Lo primero que te va a volar la cabeza de Atomic Owl es su apartado artístico. El juego maneja una estética pixel-art neón impecable, que logra ser sumamente colorida sin llegar a saturar la vista ni recargar la pantalla. A esto lo acompaña una banda sonora synthwave que es una locura total; de esas que se te quedan grabadas en la cabeza y no podés parar de tararear mientras jugás.
En lo estrictamente jugable, el título es redondo: el combate rápido con la espada demoníaca se siente espectacular y los desafíos en las salas de plataformas están muy bien diseñados. Es un juego sumamente entretenido, que se pasa rápido pero que no te regala nada: ofrece esa dificultad justa y desafiante, como debe ser en el género.

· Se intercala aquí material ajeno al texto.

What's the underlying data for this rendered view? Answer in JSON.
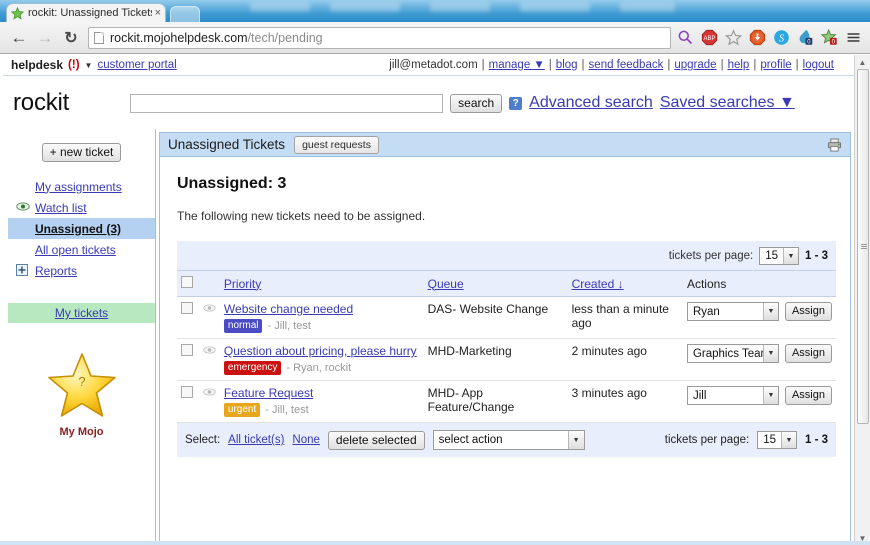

El único punto donde el juego genera dudas es en su estructura. Aunque se promociona con elementos aleatorios, la realidad es que los niveles se repiten idénticos en cada intento. Debido a este diseño de escenarios fijos, la experiencia termina sintiéndose mucho más como un plataformero lineal tradicional que como un roguelite con generación procedimental.
Si entrás buscando esa rejugabilidad infinita y cambiante típica de los roguelites, te podés llegar a decepcionar un poco. Sin embargo, si lo tomás como una aventura de acción y plataformas lineal bien pulida, la estructura no empaña para nada la diversión.
Atomic Owl es una joyita audiovisual que gana por su jugabilidad fluida, su música adictiva y un desafío que te mantiene pegado al joystick. A pesar de que su faceta roguelite se diluye al repetir escenarios idénticos, la genialidad de sus combates y el diseño de sus plataformas hacen que valga totalmente la pena cada partida en PS5.